In the early twentieth century the medical community in general considered the hypothesis odd that since cancer was probably caused by certain chemical insults, it could be cured or managed by chemicals. Nevertheless, Sugiura and his colleages at HRL remained steadfast in their early commitment to developing drug therapies for cancer. HRL promoted Sugiura to associate chemist in 1917.
However, that same year the Harriman family withdrew its support and the facility was forced to close. Sugiura was immediately hired by Dr. James Ewing as an assistant chemist at the Memorial Hospital for Cancer and Allied Diseases, formerly the New York Cancer Hospital.

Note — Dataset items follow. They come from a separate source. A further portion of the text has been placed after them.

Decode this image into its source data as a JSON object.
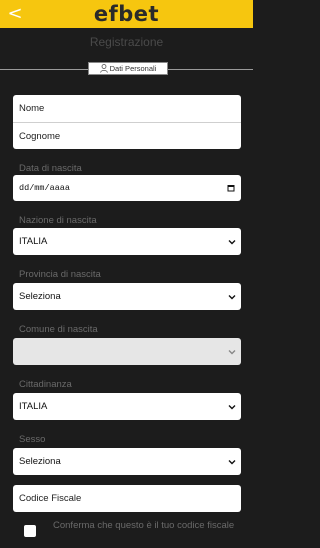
{
  "header": {
    "back_glyph": "<",
    "logo_text": "efbet",
    "brand_color": "#f6c60f"
  },
  "page": {
    "title": "Registrazione",
    "section_badge": "Dati Personali",
    "section_icon": "user-icon"
  },
  "form": {
    "nome_placeholder": "Nome",
    "cognome_placeholder": "Cognome",
    "birthdate_label": "Data di nascita",
    "birthdate_placeholder": "dd/mm/aaaa",
    "birth_nation_label": "Nazione di nascita",
    "birth_nation_value": "ITALIA",
    "birth_province_label": "Provincia di nascita",
    "birth_province_value": "Seleziona",
    "birth_city_label": "Comune di nascita",
    "birth_city_value": "",
    "citizenship_label": "Cittadinanza",
    "citizenship_value": "ITALIA",
    "sex_label": "Sesso",
    "sex_value": "Seleziona",
    "fiscal_code_placeholder": "Codice Fiscale",
    "confirm_fiscal_label": "Conferma che questo è il tuo codice fiscale"
  }
}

He continued to hold his old HRL title until 1928, and from 1923 to 1931 he was the Harriman Research Fund fellow at New York University and Bellevue Hospital College of Medicine.
Memorial promoted him to research chemist in 1925. The same year Kyoto Imperial University awarded him an Sc. D.
Thanks to the intercession of several prominent American physicians and scientists, including Dr. Cornelius P. Rhoads, then director of Memorial Hospital and chief of the Medical Division of the U. S. Chemical Warfare Service, Sugiura was not interned during World War II, although he was still a Japanese citizen. His movements were severely restricted, however, and he lived out the war under virtual house arrest, cut off from the main focus of his research but still able to continue his work.
The government permitted him to travel between his home on the Grand Concourse in the Bronx and the old Memorial Hospital at 106th Street and Central Park West, Manhattan, but refused to let him go to his usual workplace, the new Memorial Hospital at 444 East Sixty-eighth Street, Manhattan, where research with radioactive isotopes was being conducted. He weathered this political storm well, and kept his high spirits intact. He became an American citizen in 1953.
After the war Sugiura resumed the full scope of his search for effective chemotherapies for malignancies. In 1947 he was made an associate member of the recently founded Memorial Sloan-Kettering Institute for Cancer Research, serving as head of the Solid Tumor Section of the Division of Experimental Chemotherapy.
In 1959 he became a member of the institute, and in 1962 an emeritus member.
Even long after his retirement, Sugiura kept active in his field, commuting nearly every day from his home in Harrison, New York, to the Sloan-Kettering Institute's Walker Laboratory in Rye, New York. He died in 1979.
Views
Sugiura concentrated on the chemotherapeutic properties of compounds whose palliative effects had been discovered either during or just after the war, including nitrogen mustards, purines, pyrimidines, steroids, antimetabolites such as methotrexate, and antibiotics such as mitomycin C. At Sloan-Kettering he analyzed literally thousands of imaginable carcinostats and suspected carcinogens for more than one hundred transplantable tumors.
Connections
On October 20, 1923, Sugiura married Zoe Marie Claeys; they had one daughter.
Kanematsu Sugiura is perhaps best known for his work on laetrile
a controversial alternative cancer treatment
which he was convinced had a palliative effect on certain mice tumors. His research enjoyed marked success and resulted in many practical advances in patient care. He had published over eighty-two scientific papers.